On the other hand, if there are more than one node in your project, you can use the time source from /clock topic to achieve time synchronization. For instructions to enable ROS time model stepping for deployment, see Enable ROS Time Model Stepping for Deployed ROS Nodes.

Create Clock topic

If your simulator contains publisher to /clock topic, tune parameters and verify average rate for /clock topic. For example, you can modify real time update rate and max step size in Gazebo

Open a ROS terminal, and run the following command to verify the average rate for /clock topic:

$ rostopic hz /clock

If the simulator does not publish a /clock topic, consider the following alternatives:

  • Use a Digital Clock (Simulink) block as a time source in Simulink and run simulation to publish to /clock topic.

  • Use a Current Time block as a time source in Simulink and deploy node to publish to /clock topic.

  • Write a custom MATLAB node or C++ node to publish to /clock topic.

You can use rosClockSimulator model to publish a /clock topic during simulation.
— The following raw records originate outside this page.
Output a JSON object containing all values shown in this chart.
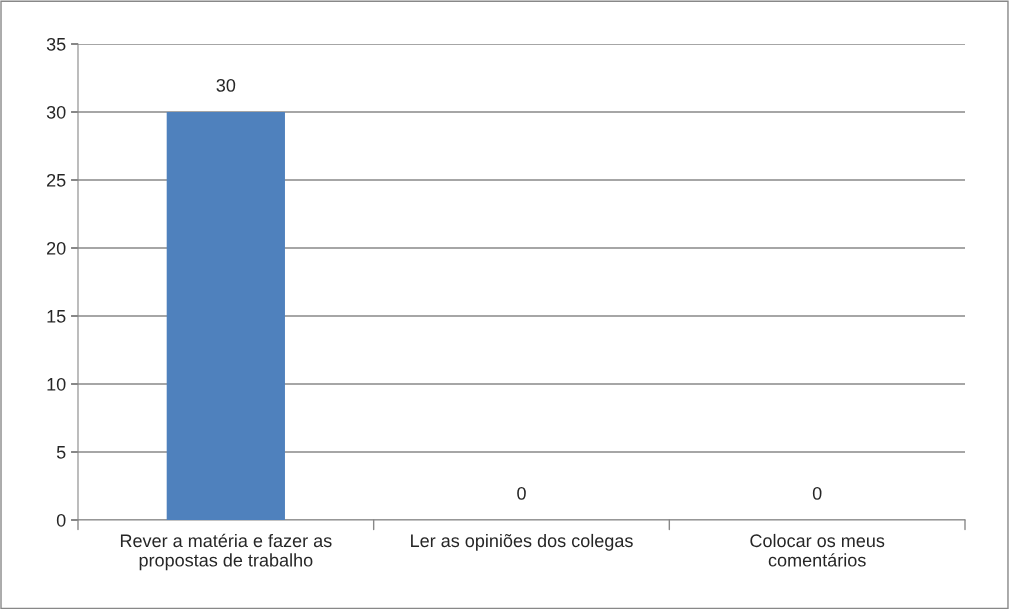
{
  "chart_data": {
    "type": "bar",
    "categories": [
      "Rever a matéria e fazer as\npropostas de trabalho",
      "Ler as opiniões dos colegas",
      "Colocar os meus\ncomentários"
    ],
    "values": [
      30,
      0,
      0
    ],
    "color": "#4f81bd",
    "ylim": [
      0,
      35
    ],
    "yticks": [
      0,
      5,
      10,
      15,
      20,
      25,
      30,
      35
    ],
    "grid": "y",
    "data_labels": true,
    "legend": false
  }
}
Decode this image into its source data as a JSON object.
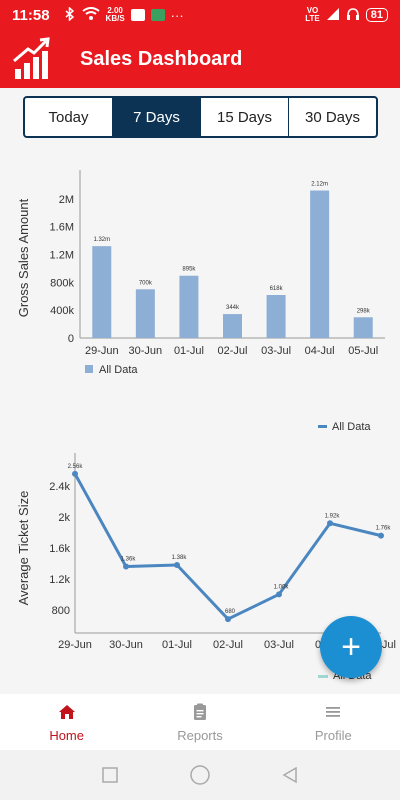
{
  "status_bar": {
    "time": "11:58",
    "net_speed": "2.00",
    "net_unit": "KB/S",
    "extra_dots": "···",
    "vo": "VO",
    "lte": "LTE",
    "battery": "81"
  },
  "app_bar": {
    "title": "Sales Dashboard",
    "logo_icon": "bar-chart-trend-icon"
  },
  "segment": {
    "tabs": [
      "Today",
      "7 Days",
      "15 Days",
      "30 Days"
    ],
    "selected": "7 Days"
  },
  "fab": {
    "icon": "plus-icon",
    "label": "+"
  },
  "bottom_nav": {
    "items": [
      {
        "label": "Home",
        "icon": "home-icon"
      },
      {
        "label": "Reports",
        "icon": "clipboard-icon"
      },
      {
        "label": "Profile",
        "icon": "menu-icon"
      }
    ],
    "active": "Home"
  },
  "colors": {
    "brand": "#e8191f",
    "segment_active": "#0d3354",
    "bar": "#8eafd5",
    "line": "#4a86c0",
    "fab": "#1b8fd1",
    "nav_active": "#c2121b",
    "legend_teal": "#9fd8d1"
  },
  "chart_data": [
    {
      "type": "bar",
      "categories": [
        "29-Jun",
        "30-Jun",
        "01-Jul",
        "02-Jul",
        "03-Jul",
        "04-Jul",
        "05-Jul"
      ],
      "values": [
        1320000,
        700000,
        895000,
        344000,
        618000,
        2120000,
        298000
      ],
      "data_labels": [
        "1.32m",
        "700k",
        "895k",
        "344k",
        "618k",
        "2.12m",
        "298k"
      ],
      "yticks": [
        "0",
        "400k",
        "800k",
        "1.2M",
        "1.6M",
        "2M"
      ],
      "ylim": [
        0,
        2300000
      ],
      "ylabel": "Gross Sales Amount",
      "xlabel": "",
      "series": [
        {
          "name": "All Data"
        }
      ],
      "legend_position": "bottom-left",
      "grid": false
    },
    {
      "type": "line",
      "categories": [
        "29-Jun",
        "30-Jun",
        "01-Jul",
        "02-Jul",
        "03-Jul",
        "04-Jul",
        "05-Jul"
      ],
      "values": [
        2560,
        1360,
        1380,
        680,
        1000,
        1920,
        1760
      ],
      "data_labels": [
        "2.56k",
        "1.36k",
        "1.38k",
        "680",
        "1.00k",
        "1.92k",
        "1.76k"
      ],
      "yticks": [
        "800",
        "1.2k",
        "1.6k",
        "2k",
        "2.4k"
      ],
      "ylim": [
        500,
        2700
      ],
      "ylabel": "Average Ticket Size",
      "xlabel": "",
      "series": [
        {
          "name": "All Data"
        }
      ],
      "legend_position": "top-right",
      "grid": false
    }
  ],
  "partial_legend": {
    "label": "All Data"
  }
}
You can adjust the Sample time of Digital Clock block to change the publishing rate of /clock topic.


In order to maintain the simulation rate you specified in simulink before deployment, /clock topic must be updated consistently and at least twice faster than simulation rate. Otherwise, you may experience warning or termination during run time.

This example shows you how to enable ROS time model stepping and generate node to control robot for sign following.
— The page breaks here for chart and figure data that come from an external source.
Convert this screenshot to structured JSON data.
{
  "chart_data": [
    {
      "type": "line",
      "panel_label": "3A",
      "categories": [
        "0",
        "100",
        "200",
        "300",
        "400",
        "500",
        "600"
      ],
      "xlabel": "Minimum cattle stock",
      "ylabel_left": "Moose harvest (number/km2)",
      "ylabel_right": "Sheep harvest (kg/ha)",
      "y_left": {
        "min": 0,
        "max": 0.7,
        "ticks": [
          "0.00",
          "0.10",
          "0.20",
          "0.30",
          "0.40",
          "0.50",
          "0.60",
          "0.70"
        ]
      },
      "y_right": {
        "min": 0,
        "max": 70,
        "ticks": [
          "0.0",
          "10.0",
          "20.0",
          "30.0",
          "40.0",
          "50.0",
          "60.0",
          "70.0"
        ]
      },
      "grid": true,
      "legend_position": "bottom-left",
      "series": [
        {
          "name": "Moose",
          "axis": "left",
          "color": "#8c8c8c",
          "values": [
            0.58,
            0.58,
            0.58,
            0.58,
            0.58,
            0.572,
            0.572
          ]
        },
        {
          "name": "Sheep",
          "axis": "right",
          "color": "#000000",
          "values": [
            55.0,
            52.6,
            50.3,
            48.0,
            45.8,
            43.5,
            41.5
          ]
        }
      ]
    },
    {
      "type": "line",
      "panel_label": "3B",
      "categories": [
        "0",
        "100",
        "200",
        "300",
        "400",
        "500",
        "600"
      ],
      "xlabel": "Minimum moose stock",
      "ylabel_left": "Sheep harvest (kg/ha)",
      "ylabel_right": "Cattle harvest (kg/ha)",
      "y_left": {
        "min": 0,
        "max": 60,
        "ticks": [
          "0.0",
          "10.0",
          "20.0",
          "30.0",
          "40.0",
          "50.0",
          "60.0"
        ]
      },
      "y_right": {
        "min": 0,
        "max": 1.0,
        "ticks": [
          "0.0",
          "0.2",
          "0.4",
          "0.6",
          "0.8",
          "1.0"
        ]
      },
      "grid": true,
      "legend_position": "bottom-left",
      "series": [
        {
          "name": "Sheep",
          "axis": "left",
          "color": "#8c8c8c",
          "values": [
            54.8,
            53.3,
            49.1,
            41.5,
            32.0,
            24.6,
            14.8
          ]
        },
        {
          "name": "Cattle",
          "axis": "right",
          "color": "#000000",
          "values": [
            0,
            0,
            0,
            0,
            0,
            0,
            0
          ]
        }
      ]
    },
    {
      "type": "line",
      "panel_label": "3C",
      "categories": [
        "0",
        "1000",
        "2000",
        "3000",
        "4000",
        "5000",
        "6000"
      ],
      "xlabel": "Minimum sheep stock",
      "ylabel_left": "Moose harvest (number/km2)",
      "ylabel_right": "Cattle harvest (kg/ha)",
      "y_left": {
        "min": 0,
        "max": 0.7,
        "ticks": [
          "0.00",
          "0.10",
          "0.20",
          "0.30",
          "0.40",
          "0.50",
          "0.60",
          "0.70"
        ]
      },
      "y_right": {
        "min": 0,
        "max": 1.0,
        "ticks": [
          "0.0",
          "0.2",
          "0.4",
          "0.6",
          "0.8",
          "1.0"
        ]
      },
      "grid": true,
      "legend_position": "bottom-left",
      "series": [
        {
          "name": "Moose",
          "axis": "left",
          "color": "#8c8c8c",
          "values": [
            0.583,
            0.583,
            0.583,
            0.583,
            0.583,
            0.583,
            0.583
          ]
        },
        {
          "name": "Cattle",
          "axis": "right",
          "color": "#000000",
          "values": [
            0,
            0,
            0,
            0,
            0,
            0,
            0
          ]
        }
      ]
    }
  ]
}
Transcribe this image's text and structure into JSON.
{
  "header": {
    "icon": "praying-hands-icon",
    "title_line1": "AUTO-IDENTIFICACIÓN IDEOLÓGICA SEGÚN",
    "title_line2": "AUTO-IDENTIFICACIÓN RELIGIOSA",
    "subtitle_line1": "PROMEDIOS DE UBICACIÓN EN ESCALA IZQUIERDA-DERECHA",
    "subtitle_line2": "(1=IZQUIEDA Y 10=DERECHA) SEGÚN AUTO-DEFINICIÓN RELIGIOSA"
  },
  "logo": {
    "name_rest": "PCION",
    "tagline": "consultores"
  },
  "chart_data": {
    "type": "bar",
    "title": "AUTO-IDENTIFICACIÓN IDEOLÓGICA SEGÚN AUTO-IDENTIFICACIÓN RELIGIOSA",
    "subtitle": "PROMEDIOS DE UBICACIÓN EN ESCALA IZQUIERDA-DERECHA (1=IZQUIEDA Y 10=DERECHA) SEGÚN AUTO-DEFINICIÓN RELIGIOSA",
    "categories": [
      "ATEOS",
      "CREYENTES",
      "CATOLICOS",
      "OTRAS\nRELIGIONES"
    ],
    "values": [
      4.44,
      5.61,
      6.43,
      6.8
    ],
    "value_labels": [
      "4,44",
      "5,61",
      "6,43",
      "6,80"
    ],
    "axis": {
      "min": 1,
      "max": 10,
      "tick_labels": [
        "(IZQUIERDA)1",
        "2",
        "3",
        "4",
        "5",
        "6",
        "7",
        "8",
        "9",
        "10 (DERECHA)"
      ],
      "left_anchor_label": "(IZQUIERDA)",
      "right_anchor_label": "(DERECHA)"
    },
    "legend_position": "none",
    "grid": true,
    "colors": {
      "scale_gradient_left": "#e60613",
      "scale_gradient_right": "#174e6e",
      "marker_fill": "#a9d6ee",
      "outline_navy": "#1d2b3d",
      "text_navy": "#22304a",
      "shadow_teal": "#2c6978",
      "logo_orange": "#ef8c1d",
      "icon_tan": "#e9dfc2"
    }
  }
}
Connect to a Robot Simulator

Start a ROS-based simulator for a differential-drive robot and configure MATLAB® connection with the robot simulator.

To follow along with this example, download a virtual machine using instructions in Get Started with Gazebo and Simulated TurtleBot.

  • Start the Ubuntu® virtual machine desktop.

  • In the Ubuntu desktop, click the Gazebo Sign Follower ROS icon to start the Gazebo world built for this example.

Open Model and Configure Simulink

Setup the Simulink ROS preferences to communicate with the robto simulator.

Open the example model.


To configure the network settings for ROS.

  • From Simulation tab, Prepare group, select ROS Network.

  • Specify the IP address and port number of the ROS master in Gazebo. For this example, the ROS master in Gazebo is Enter in the Hostname/IP address box and 11311 in the Port Number box.

  • Click OK to apply changes and close the dialog.

On each time step, the algorithm detects a sign from the camera feed, decides on turn and drives it forward. The sign detection is done in the Image Proecessing subsystem of the model.

open_system('signFollowingRobotROS/Image Processing');

The Sign Tracking Logic subsystem implements a Stateflow® chart that takes in the detected image size and coordinates from Image Processing and provides linear and angular velocity to drive the robot.

open_system('signFollowingRobotROS/Sign Tracking Logic');

Enable ROS Time Model Stepping

In the Prepare section under ROS tab, click Hardware Settings to open the model configuration parameters dialog box. Under Hardware Implementation > Hardware board settings > Target Hardware resources > ROS time, select Enable ROS time model stepping. Click OK to apply changes and close the dialog.

(Optional) You can also select Enable notification after step check box if you wish to get a message every time ROS time is published. See more information in Enable ROS Time Model Stepping for Deployed ROS Nodes.


Deploy and Run Node from the Model

In the Connect section under ROS tab, make sure Deploy to is set to Remote Device. Click on Test Connection to verify that Simulink is able to connect with the remove device. In the Deploy section under ROS tab, click Build & Run to build, deploy, and start the program on remote device.

Once the deployed program starts running, the robot in the simulator will follow the sign and turn based on the color.